Passenger cars with G supercharger
Although the scroll-type compressor did take shape and hit the road thanks to Volkswagen, since the company crawfished from the technology relatively quickly, the solution was included in few models.
It is easy to identify them: vehicles with G40 or G60 engine codes received G superchargers.
These are the following types:
- Volkswagen Polo Mk2 GT G40 (86c – first series limited to 500 vehicles (all black, fog lights) and second series approx. 1 500 units, base colors plus 500 all black, sold only in the French market)
- Volkswagen Polo Mk2F GT G40 (86c)
- Volkswagen Golf Mk2 GTI G60 (19E)
- Volkswagen Golf Mk2 G60 Rallye (19E – limited to 5000 vehicles)
- Volkswagen Golf Mk2 G60 Limited (19E – limited to a special Volkswagen-Motorsport series of 71 vehicles)
- Volkswagen Corrado G60 (Corrado – 53I)
- Volkswagen Passat (B3) G60 Syncro (Passat – 35I)
G supercharger from a Volkswagen Corrado G60 (source: www.wikipedia.org)
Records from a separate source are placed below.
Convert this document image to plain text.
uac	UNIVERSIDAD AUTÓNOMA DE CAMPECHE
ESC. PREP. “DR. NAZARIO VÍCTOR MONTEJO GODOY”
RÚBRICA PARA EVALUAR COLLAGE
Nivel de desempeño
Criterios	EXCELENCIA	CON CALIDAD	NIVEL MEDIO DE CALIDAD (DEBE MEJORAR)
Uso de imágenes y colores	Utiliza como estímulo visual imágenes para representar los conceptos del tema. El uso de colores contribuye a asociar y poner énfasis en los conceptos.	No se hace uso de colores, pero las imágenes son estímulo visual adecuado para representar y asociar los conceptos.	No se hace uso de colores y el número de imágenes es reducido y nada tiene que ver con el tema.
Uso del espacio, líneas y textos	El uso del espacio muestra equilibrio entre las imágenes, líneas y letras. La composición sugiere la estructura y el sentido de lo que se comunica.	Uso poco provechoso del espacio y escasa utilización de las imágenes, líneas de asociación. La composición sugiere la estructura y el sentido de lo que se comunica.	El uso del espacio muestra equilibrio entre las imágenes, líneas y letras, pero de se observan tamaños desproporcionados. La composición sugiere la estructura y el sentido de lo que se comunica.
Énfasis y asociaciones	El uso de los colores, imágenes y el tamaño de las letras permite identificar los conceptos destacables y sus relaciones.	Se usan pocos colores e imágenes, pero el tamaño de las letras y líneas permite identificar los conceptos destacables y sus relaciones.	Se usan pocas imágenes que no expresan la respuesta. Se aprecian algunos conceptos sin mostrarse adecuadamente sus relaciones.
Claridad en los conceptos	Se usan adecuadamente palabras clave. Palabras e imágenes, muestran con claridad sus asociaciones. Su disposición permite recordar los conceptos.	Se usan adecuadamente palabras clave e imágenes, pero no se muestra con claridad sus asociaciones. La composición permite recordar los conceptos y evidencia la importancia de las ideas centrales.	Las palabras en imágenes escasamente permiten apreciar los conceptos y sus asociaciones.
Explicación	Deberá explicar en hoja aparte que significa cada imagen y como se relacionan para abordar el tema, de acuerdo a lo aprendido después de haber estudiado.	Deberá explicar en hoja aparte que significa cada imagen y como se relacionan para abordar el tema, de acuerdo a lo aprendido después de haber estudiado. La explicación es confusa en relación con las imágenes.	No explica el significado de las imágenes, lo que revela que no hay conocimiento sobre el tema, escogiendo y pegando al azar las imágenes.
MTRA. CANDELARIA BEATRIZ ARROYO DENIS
The reason why Volkswagen ended the G charging project
The concern wanted to come up with a scroll-type compressor that is practically maintenance-free, so its lifespan is equivalent to a car’s lifespan. This is how the concern presented it to its potential customers at the time.
However, in reality, this statement did not completely cover the reality. In normal operation, the G superchargers required relatively frequent servicing and repairs. Depending on the load, speed and other parameters, the parts of the G supercharger wear out. Thanks to this, it starts to lose its performance until it finally breaks down and needs a complete renovation. Some believe that they can detect similarities with the behavior of Wankel engines.
With appropriate periodic services and component replacements, the service life of the scroll-type compressor can be extended to a very long time, even hundreds of thousands of kilometers. However, this was not enough for Volkswagen to mobilize additional energies in the project, so it stopped its development and then its production.
Many people still consider the G superchargers as benchmark but in general it can be said that the higher-than-expected service requirement and the resulting extra costs did not make it marketable against the competition, so no one has used the solution in road vehicles since then.